Later conversations with the skiers in Gulf of Slides revealed a debate as to whether or not they triggered the slope. They considered it likely that they did not trigger the slope, but rather that it had avalanched naturally. From our perspective, the trigger is relatively unimportant in this instance. If the avalanche had not released while ascending, it is possible that they could have made it to the top and triggered the slope on the way down. In that case, much more of the slab could have been above them with more serious consequences likely. After some reflection, looking at weather data and reading the avalanche advisory, the triggering skier admitted that “overconfidence due to personal experience” in that particular area led him to ignore the obvious red flags that existed due to the snow and weather conditions that day. After the period of warm weather and ice crust which had dominated recent ski conditions, it seems likely that the scarcity heuristic was in play as well. The call of fresh powder is hard to ignore sometimes but it is important to remember that good luck can play a role in good outcomes like this one and luck is one thing no one can count on.

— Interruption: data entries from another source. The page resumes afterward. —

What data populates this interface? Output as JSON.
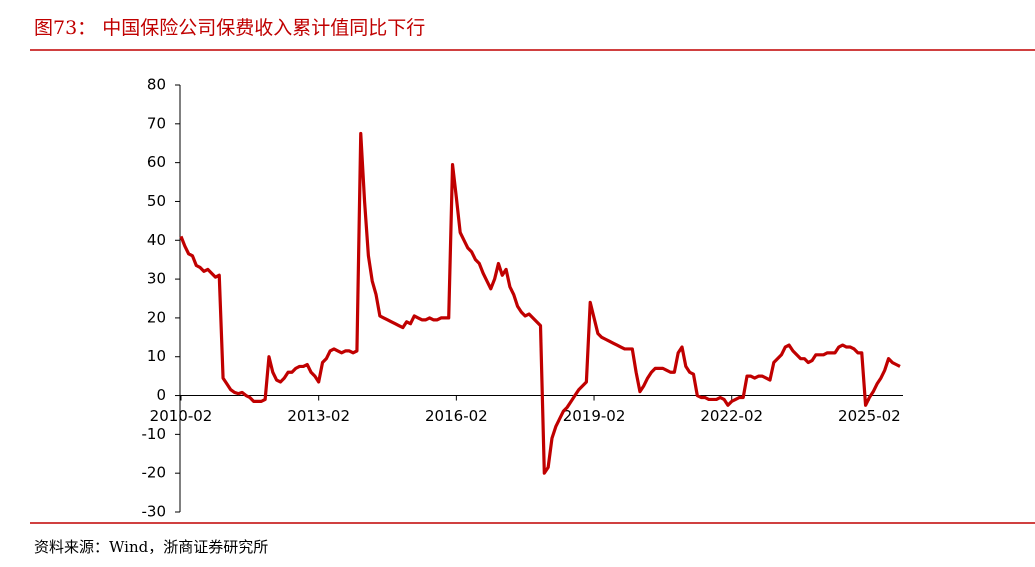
{
  "chart_data": {
    "type": "line",
    "title": "图73：  中国保险公司保费收入累计值同比下行",
    "source": "资料来源：Wind，浙商证券研究所",
    "color": "#c00000",
    "x": [
      "2010-02",
      "2010-03",
      "2010-04",
      "2010-05",
      "2010-06",
      "2010-07",
      "2010-08",
      "2010-09",
      "2010-10",
      "2010-11",
      "2010-12",
      "2011-01",
      "2011-02",
      "2011-03",
      "2011-04",
      "2011-05",
      "2011-06",
      "2011-07",
      "2011-08",
      "2011-09",
      "2011-10",
      "2011-11",
      "2011-12",
      "2012-01",
      "2012-02",
      "2012-03",
      "2012-04",
      "2012-05",
      "2012-06",
      "2012-07",
      "2012-08",
      "2012-09",
      "2012-10",
      "2012-11",
      "2012-12",
      "2013-01",
      "2013-02",
      "2013-03",
      "2013-04",
      "2013-05",
      "2013-06",
      "2013-07",
      "2013-08",
      "2013-09",
      "2013-10",
      "2013-11",
      "2013-12",
      "2014-01",
      "2014-02",
      "2014-03",
      "2014-04",
      "2014-05",
      "2014-06",
      "2014-07",
      "2014-08",
      "2014-09",
      "2014-10",
      "2014-11",
      "2014-12",
      "2015-01",
      "2015-02",
      "2015-03",
      "2015-04",
      "2015-05",
      "2015-06",
      "2015-07",
      "2015-08",
      "2015-09",
      "2015-10",
      "2015-11",
      "2015-12",
      "2016-01",
      "2016-02",
      "2016-03",
      "2016-04",
      "2016-05",
      "2016-06",
      "2016-07",
      "2016-08",
      "2016-09",
      "2016-10",
      "2016-11",
      "2016-12",
      "2017-01",
      "2017-02",
      "2017-03",
      "2017-04",
      "2017-05",
      "2017-06",
      "2017-07",
      "2017-08",
      "2017-09",
      "2017-10",
      "2017-11",
      "2017-12",
      "2018-01",
      "2018-02",
      "2018-03",
      "2018-04",
      "2018-05",
      "2018-06",
      "2018-07",
      "2018-08",
      "2018-09",
      "2018-10",
      "2018-11",
      "2018-12",
      "2019-01",
      "2019-02",
      "2019-03",
      "2019-04",
      "2019-05",
      "2019-06",
      "2019-07",
      "2019-08",
      "2019-09",
      "2019-10",
      "2019-11",
      "2019-12",
      "2020-01",
      "2020-02",
      "2020-03",
      "2020-04",
      "2020-05",
      "2020-06",
      "2020-07",
      "2020-08",
      "2020-09",
      "2020-10",
      "2020-11",
      "2020-12",
      "2021-01",
      "2021-02",
      "2021-03",
      "2021-04",
      "2021-05",
      "2021-06",
      "2021-07",
      "2021-08",
      "2021-09",
      "2021-10",
      "2021-11",
      "2021-12",
      "2022-01",
      "2022-02",
      "2022-03",
      "2022-04",
      "2022-05",
      "2022-06",
      "2022-07",
      "2022-08",
      "2022-09",
      "2022-10",
      "2022-11",
      "2022-12",
      "2023-01",
      "2023-02",
      "2023-03",
      "2023-04",
      "2023-05",
      "2023-06",
      "2023-07",
      "2023-08",
      "2023-09",
      "2023-10",
      "2023-11",
      "2023-12",
      "2024-01",
      "2024-02",
      "2024-03",
      "2024-04",
      "2024-05",
      "2024-06",
      "2024-07",
      "2024-08",
      "2024-09",
      "2024-10",
      "2024-11",
      "2024-12",
      "2025-01",
      "2025-02",
      "2025-03",
      "2025-04",
      "2025-05",
      "2025-06",
      "2025-07",
      "2025-08",
      "2025-09",
      "2025-10"
    ],
    "values": [
      41,
      38.5,
      36.5,
      36,
      33.5,
      33,
      32,
      32.5,
      31.5,
      30.5,
      31,
      4.5,
      3,
      1.5,
      0.8,
      0.5,
      0.8,
      0,
      -0.5,
      -1.5,
      -1.5,
      -1.5,
      -1,
      10,
      6,
      4,
      3.5,
      4.5,
      6,
      6,
      7,
      7.5,
      7.5,
      8,
      6,
      5,
      3.5,
      8.5,
      9.5,
      11.5,
      12,
      11.5,
      11,
      11.5,
      11.5,
      11,
      11.5,
      67.5,
      50,
      36,
      29.5,
      26,
      20.5,
      20,
      19.5,
      19,
      18.5,
      18,
      17.5,
      19,
      18.5,
      20.5,
      20,
      19.5,
      19.5,
      20,
      19.5,
      19.5,
      20,
      20,
      20,
      59.5,
      51,
      42,
      40,
      38,
      37,
      35,
      34,
      31.5,
      29.5,
      27.5,
      30,
      34,
      31,
      32.5,
      28,
      26,
      23,
      21.5,
      20.5,
      21,
      20,
      19,
      18,
      -20,
      -18.5,
      -11,
      -8,
      -6,
      -4,
      -3,
      -1.5,
      0,
      1.5,
      2.5,
      3.5,
      24,
      20,
      16,
      15,
      14.5,
      14,
      13.5,
      13,
      12.5,
      12,
      12,
      12,
      6,
      1,
      2.5,
      4.5,
      6,
      7,
      7,
      7,
      6.5,
      6,
      6,
      11,
      12.5,
      7.5,
      6,
      5.5,
      0,
      -0.5,
      -0.5,
      -1,
      -1,
      -1,
      -0.5,
      -1,
      -2.5,
      -1.5,
      -1,
      -0.5,
      -0.5,
      5,
      5,
      4.5,
      5,
      5,
      4.5,
      4,
      8.5,
      9.5,
      10.5,
      12.5,
      13,
      11.5,
      10.5,
      9.5,
      9.5,
      8.5,
      9,
      10.5,
      10.5,
      10.5,
      11,
      11,
      11,
      12.5,
      13,
      12.5,
      12.5,
      12,
      11,
      11,
      -2.5,
      -0.5,
      1,
      3,
      4.5,
      6.5,
      9.5,
      8.5,
      8,
      7.5
    ],
    "xticks": [
      "2010-02",
      "2013-02",
      "2016-02",
      "2019-02",
      "2022-02",
      "2025-02"
    ],
    "ylim": [
      -30,
      80
    ],
    "yticks": [
      -30,
      -20,
      -10,
      0,
      10,
      20,
      30,
      40,
      50,
      60,
      70,
      80
    ]
  }
}
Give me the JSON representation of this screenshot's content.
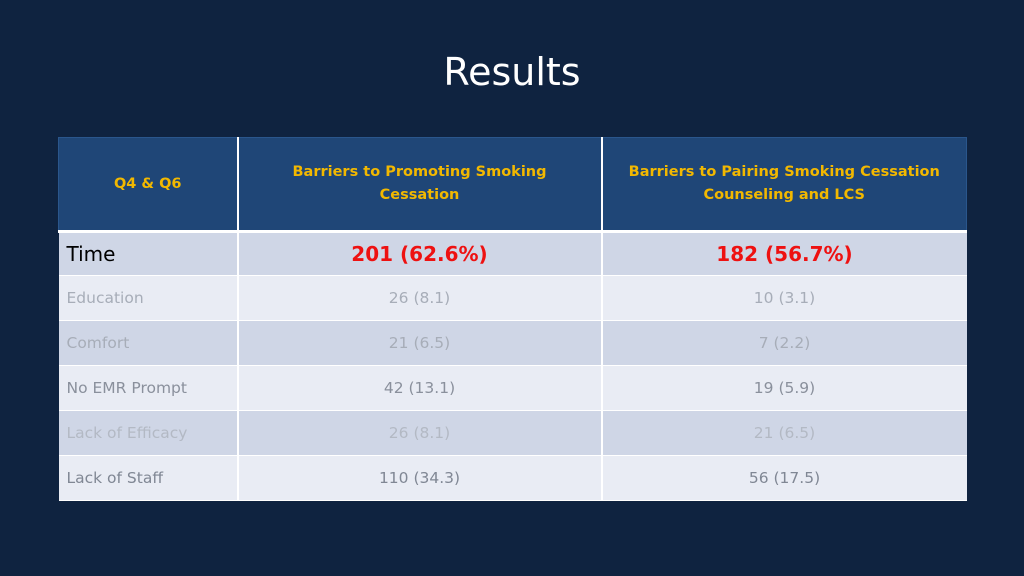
{
  "title": "Results",
  "table": {
    "headers": [
      "Q4 & Q6",
      "Barriers to Promoting Smoking Cessation",
      "Barriers to Pairing Smoking Cessation Counseling and LCS"
    ],
    "rows": [
      {
        "label": "Time",
        "promoting": "201 (62.6%)",
        "pairing": "182 (56.7%)"
      },
      {
        "label": "Education",
        "promoting": "26 (8.1)",
        "pairing": "10 (3.1)"
      },
      {
        "label": "Comfort",
        "promoting": "21 (6.5)",
        "pairing": "7 (2.2)"
      },
      {
        "label": "No EMR Prompt",
        "promoting": "42 (13.1)",
        "pairing": "19 (5.9)"
      },
      {
        "label": "Lack of Efficacy",
        "promoting": "26 (8.1)",
        "pairing": "21 (6.5)"
      },
      {
        "label": "Lack of Staff",
        "promoting": "110 (34.3)",
        "pairing": "56 (17.5)"
      }
    ]
  },
  "colors": {
    "background": "#0f2340",
    "header_fill": "#1f4677",
    "header_text": "#f2b800",
    "highlight_value": "#ee1111"
  }
}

Water Immersion Little Headwall

A group of three was descending the streambed between the bowl and the Little Headwall. One snowboarder was unable to avoid an open hole in the snowpack. He fell into the water with his snowboard still attached to his feet. His friends were able to quickly extend a ski pole to him. Despite being pulled by the force of rushing icy water, he was able to hold his position for several minutes. Eventually, he was unable to either be pulled up or hold on, and he was dragged underneath a snow bridge. Meanwhile, other bystanders had come along. One had entered the water on the downhill side and worked at freeing the snowboarder from that end. After a couple minutes, the snowboarder was pulled free from under the snow bridge.

He was hypothermic when extricated, with a diminished level of consciousness. His friends and bystanders worked to remove him from his soaked clothes and begin the rewarming process. AMC employees arrived on scene after he had been pulled from the water. By the time Snow Rangers arrived, his level of consciousness had improved and he was able to stand up under his own power. The snowboarder was able to walk himself down to the parking lot (with borrowed dry clothes.)

Each season, we try our best to inform skiers and snowboarders of the hazards related to riding the streambed. In this case, we had stopped recommending this as a descent route three days prior. The victim and his group stated that they were aware of the hazard presented by undermined snow. In this case, the group was very unlucky in that one fell into the water, but they were also very lucky that he came out of the situation alive. Many others had skied or ridden the slope in the days before this incident, long after the conditions had deteriorated beyond a safe level. Most of these people are unaware of how close they might have been to a similar incident, so in that respect, we see a big difference between this group and all the groups that do the same thing without consequence – at least this group now fully understands the risk involved.